1-4 are the steps we're trying to optimize. But doesn't rustc already cache the result of 1? And as for 4, serde has field attributes like skip_serialize, skip_deserialize which means the validation step isn't the same for both Serialize and DeSerialize. So the only thing we can optimize is the parsing of token stream to syn struct. We need benchmarks to find out if it's worth it.

According to chatgpt, rustc already caches the results of proc macro invocation, so if that isn't a hallucination (I doubt it, it looks like such an easy thing to cache), this optimisation will only help a clean build.

Rustc does not currently cache proc macro invocations. There is a PR open for doing it, but doing it is non-trivial due to spans.

SerdeAst will support parsing both skip_serialize and skip_deserialize.
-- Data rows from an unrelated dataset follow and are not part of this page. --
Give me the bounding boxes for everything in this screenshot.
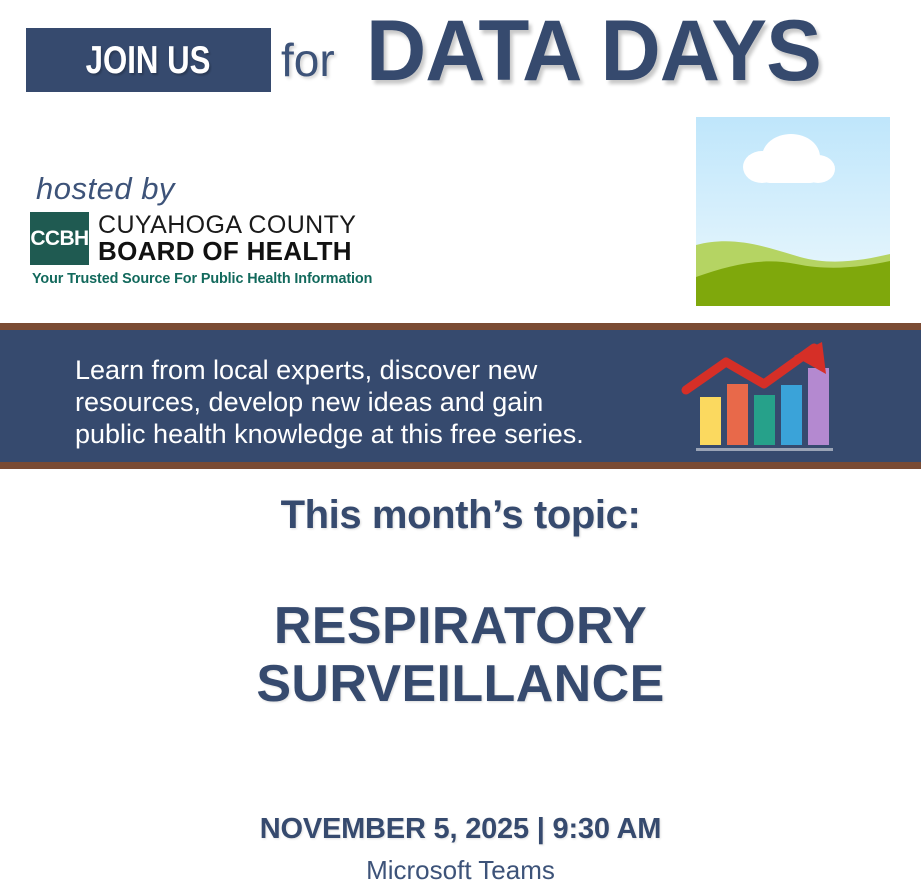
page-title: DATA DAYS — [366, 5, 821, 97]
join-us-badge: JOIN US — [26, 28, 271, 92]
topic-label: This month’s topic: — [0, 491, 921, 539]
chart-bar-4 — [781, 385, 802, 445]
topic-title-line-1: RESPIRATORY — [0, 597, 921, 655]
ccbh-org-line-1: CUYAHOGA COUNTY — [98, 212, 356, 238]
chart-baseline — [696, 448, 833, 451]
chart-bar-1 — [700, 397, 721, 445]
chart-trend-line — [686, 348, 814, 390]
ccbh-tagline: Your Trusted Source For Public Health In… — [32, 270, 372, 288]
topic-title: RESPIRATORY SURVEILLANCE — [0, 597, 921, 713]
join-us-badge-label: JOIN US — [86, 41, 211, 80]
chart-bar-2 — [727, 384, 748, 445]
ccbh-logo-mark-label: CCBH — [30, 228, 88, 249]
chart-bar-3 — [754, 395, 775, 445]
topic-title-line-2: SURVEILLANCE — [0, 655, 921, 713]
flyer-header: JOIN US for DATA DAYS — [0, 0, 921, 112]
info-banner-text: Learn from local experts, discover new r… — [75, 354, 655, 450]
chart-bar-5 — [808, 368, 829, 445]
info-banner: Learn from local experts, discover new r… — [0, 323, 921, 469]
event-platform: Microsoft Teams — [0, 854, 921, 886]
info-banner-line-2: resources, develop new ideas and gain — [75, 386, 655, 418]
header-connector-word: for — [281, 30, 335, 90]
growth-bar-chart-icon — [680, 340, 840, 460]
ccbh-logo: CCBH CUYAHOGA COUNTY BOARD OF HEALTH — [30, 212, 356, 265]
event-datetime: NOVEMBER 5, 2025 | 9:30 AM — [0, 812, 921, 846]
info-banner-line-1: Learn from local experts, discover new — [75, 354, 655, 386]
info-banner-line-3: public health knowledge at this free ser… — [75, 418, 655, 450]
ccbh-logo-mark: CCBH — [30, 212, 89, 265]
landscape-hills-cloud-illustration — [696, 117, 890, 306]
ccbh-org-line-2: BOARD OF HEALTH — [98, 238, 356, 265]
ccbh-logo-wordmark: CUYAHOGA COUNTY BOARD OF HEALTH — [98, 212, 356, 265]
hosted-by-label: hosted by — [36, 172, 175, 206]
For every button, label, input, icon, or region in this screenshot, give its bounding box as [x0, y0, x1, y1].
Once we do validation for just Deserialize, emit a compile error for the skip_serialize attribute.

Essentially you parse the structure into a superset of what Serialize and Deserialize support, then do extra validation on top of that if only 1 of them is present

WRT the future compatibility issue of proc_macro, it's already the case for declarative macros, so as long as they're treated mostly opaquely I don't think it should be adding any issues. In particular we have examples of using editions to alter what gets parsed for extending the syntax.